Every aspect of this project is truly going to have to be a partnership with everybody holding up their end of the bargain. I do, personally, see a lot of jobs being created out of this project. It’s not really something that’s talked about a lot compared to a lot of the other stimulus programs. What more is talked about is the tight timelines and bringing this up, bringing health information exchange structure and EHR adoption up to speed. But, out of all of this, jobs will absolutely be created. We just want to make sure that those jobs go to Ohioans.

A common theme within OHIP is the discussion of community. Why do you see that as being important, and how is the OHIP model addressing that approach?

I think that the OHIP model itself is the epitome of establishing a community around this.

Yesterday I had a speaking engagement with HIMSS. The discussion ended up turning into an hour of questions and answers, in a good way. People were very engaged. They were very excited.

I was there for another hour afterwards just answering individual questions and talking to folks. One woman said to me, “You know, this reminds me of a movement.” She’s like, “This is like you’ve got people coming out of the woodwork looking to volunteer the time and pitch in.” She said, “This truly has the makings of a movement.” When she said that I was thinking to myself, she’s absolutely right.

This is a situation where a lot of people who have wanted this to happen for quite some time see that if this is going to happen, this is it. This is our chance. People on a macro level across Ohio are coming together. What I think we need to make sure happens from this point is that same level of grassroots movement starts to propagate at the individual, local communities level. I think that that is the key to getting this done in not only an aggressive time period, but with less money than truly is needed to ultimately implement this thing. We have to contemplate a different model than the model that’s been used up to this point that, frankly, hasn’t been able to get us there.

The model that not only I believe, but several individuals who are working within OHIP believe, is getting that community level of involvement — getting physicians within their community working together on this and leaning on each other. The idea of bringing together groups of single practices, bringing those individuals together as a cohort and working through this together, it makes it more cost-effective for us to support that effort in that manner. But even more importantly, it gives them a peer group to work with as they’re working through their own problems. Certainly they can identify with each other going through this at the same time. We absolutely think that’s going to be the key to success in this project.

The next step is really bringing those communities together and helping them not only understand where we’re going with this, but understand that there’s support to help their community.

Are there any other points you’d like to bring up?

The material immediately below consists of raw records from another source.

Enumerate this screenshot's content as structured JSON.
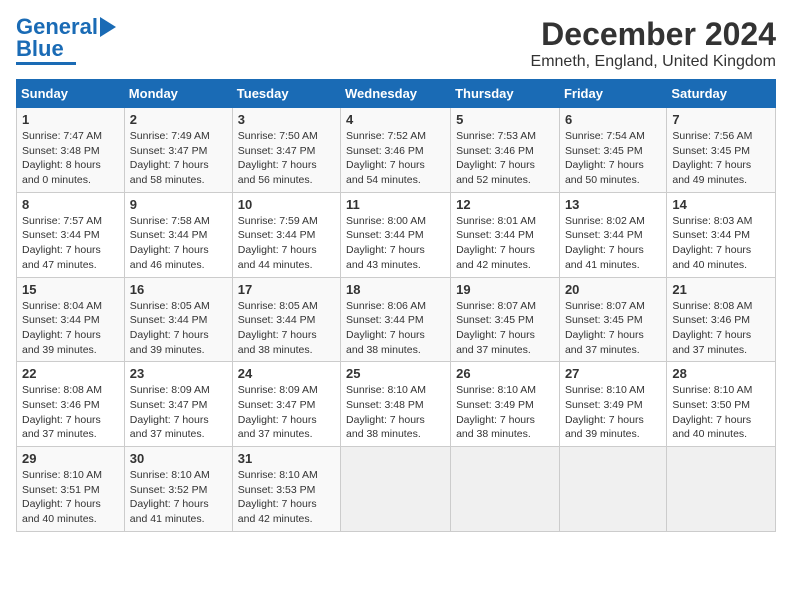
{
  "header": {
    "logo_general": "General",
    "logo_blue": "Blue",
    "title": "December 2024",
    "subtitle": "Emneth, England, United Kingdom"
  },
  "days_of_week": [
    "Sunday",
    "Monday",
    "Tuesday",
    "Wednesday",
    "Thursday",
    "Friday",
    "Saturday"
  ],
  "weeks": [
    [
      {
        "day": "1",
        "info": "Sunrise: 7:47 AM\nSunset: 3:48 PM\nDaylight: 8 hours\nand 0 minutes."
      },
      {
        "day": "2",
        "info": "Sunrise: 7:49 AM\nSunset: 3:47 PM\nDaylight: 7 hours\nand 58 minutes."
      },
      {
        "day": "3",
        "info": "Sunrise: 7:50 AM\nSunset: 3:47 PM\nDaylight: 7 hours\nand 56 minutes."
      },
      {
        "day": "4",
        "info": "Sunrise: 7:52 AM\nSunset: 3:46 PM\nDaylight: 7 hours\nand 54 minutes."
      },
      {
        "day": "5",
        "info": "Sunrise: 7:53 AM\nSunset: 3:46 PM\nDaylight: 7 hours\nand 52 minutes."
      },
      {
        "day": "6",
        "info": "Sunrise: 7:54 AM\nSunset: 3:45 PM\nDaylight: 7 hours\nand 50 minutes."
      },
      {
        "day": "7",
        "info": "Sunrise: 7:56 AM\nSunset: 3:45 PM\nDaylight: 7 hours\nand 49 minutes."
      }
    ],
    [
      {
        "day": "8",
        "info": "Sunrise: 7:57 AM\nSunset: 3:44 PM\nDaylight: 7 hours\nand 47 minutes."
      },
      {
        "day": "9",
        "info": "Sunrise: 7:58 AM\nSunset: 3:44 PM\nDaylight: 7 hours\nand 46 minutes."
      },
      {
        "day": "10",
        "info": "Sunrise: 7:59 AM\nSunset: 3:44 PM\nDaylight: 7 hours\nand 44 minutes."
      },
      {
        "day": "11",
        "info": "Sunrise: 8:00 AM\nSunset: 3:44 PM\nDaylight: 7 hours\nand 43 minutes."
      },
      {
        "day": "12",
        "info": "Sunrise: 8:01 AM\nSunset: 3:44 PM\nDaylight: 7 hours\nand 42 minutes."
      },
      {
        "day": "13",
        "info": "Sunrise: 8:02 AM\nSunset: 3:44 PM\nDaylight: 7 hours\nand 41 minutes."
      },
      {
        "day": "14",
        "info": "Sunrise: 8:03 AM\nSunset: 3:44 PM\nDaylight: 7 hours\nand 40 minutes."
      }
    ],
    [
      {
        "day": "15",
        "info": "Sunrise: 8:04 AM\nSunset: 3:44 PM\nDaylight: 7 hours\nand 39 minutes."
      },
      {
        "day": "16",
        "info": "Sunrise: 8:05 AM\nSunset: 3:44 PM\nDaylight: 7 hours\nand 39 minutes."
      },
      {
        "day": "17",
        "info": "Sunrise: 8:05 AM\nSunset: 3:44 PM\nDaylight: 7 hours\nand 38 minutes."
      },
      {
        "day": "18",
        "info": "Sunrise: 8:06 AM\nSunset: 3:44 PM\nDaylight: 7 hours\nand 38 minutes."
      },
      {
        "day": "19",
        "info": "Sunrise: 8:07 AM\nSunset: 3:45 PM\nDaylight: 7 hours\nand 37 minutes."
      },
      {
        "day": "20",
        "info": "Sunrise: 8:07 AM\nSunset: 3:45 PM\nDaylight: 7 hours\nand 37 minutes."
      },
      {
        "day": "21",
        "info": "Sunrise: 8:08 AM\nSunset: 3:46 PM\nDaylight: 7 hours\nand 37 minutes."
      }
    ],
    [
      {
        "day": "22",
        "info": "Sunrise: 8:08 AM\nSunset: 3:46 PM\nDaylight: 7 hours\nand 37 minutes."
      },
      {
        "day": "23",
        "info": "Sunrise: 8:09 AM\nSunset: 3:47 PM\nDaylight: 7 hours\nand 37 minutes."
      },
      {
        "day": "24",
        "info": "Sunrise: 8:09 AM\nSunset: 3:47 PM\nDaylight: 7 hours\nand 37 minutes."
      },
      {
        "day": "25",
        "info": "Sunrise: 8:10 AM\nSunset: 3:48 PM\nDaylight: 7 hours\nand 38 minutes."
      },
      {
        "day": "26",
        "info": "Sunrise: 8:10 AM\nSunset: 3:49 PM\nDaylight: 7 hours\nand 38 minutes."
      },
      {
        "day": "27",
        "info": "Sunrise: 8:10 AM\nSunset: 3:49 PM\nDaylight: 7 hours\nand 39 minutes."
      },
      {
        "day": "28",
        "info": "Sunrise: 8:10 AM\nSunset: 3:50 PM\nDaylight: 7 hours\nand 40 minutes."
      }
    ],
    [
      {
        "day": "29",
        "info": "Sunrise: 8:10 AM\nSunset: 3:51 PM\nDaylight: 7 hours\nand 40 minutes."
      },
      {
        "day": "30",
        "info": "Sunrise: 8:10 AM\nSunset: 3:52 PM\nDaylight: 7 hours\nand 41 minutes."
      },
      {
        "day": "31",
        "info": "Sunrise: 8:10 AM\nSunset: 3:53 PM\nDaylight: 7 hours\nand 42 minutes."
      },
      {
        "day": "",
        "info": ""
      },
      {
        "day": "",
        "info": ""
      },
      {
        "day": "",
        "info": ""
      },
      {
        "day": "",
        "info": ""
      }
    ]
  ]
}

I guess just the final point, and perhaps I have spoke about it throughout this discussion, but this is one of those situations where you don’t see something like this very often. Where people who normally either are very strong competitors or have very different positions on how they see the world and how the healthcare system should work, or how health information technology should work — to see all of these individuals come together, not just rhetoric, not just the way that they’re speaking to each other, but truly their actions are showing that this is a partnership.

I’d say in my 20-plus-year career, I have never seen anything like this. It’s quite an honor to be involved and to be participating in this. I think a lot of others feel that way, and I think that’s what’s going to bring us to the dedication that’s needed to get this monumental task done on what is a very aggressive timeline. It’s just a pleasure working with folks on this project.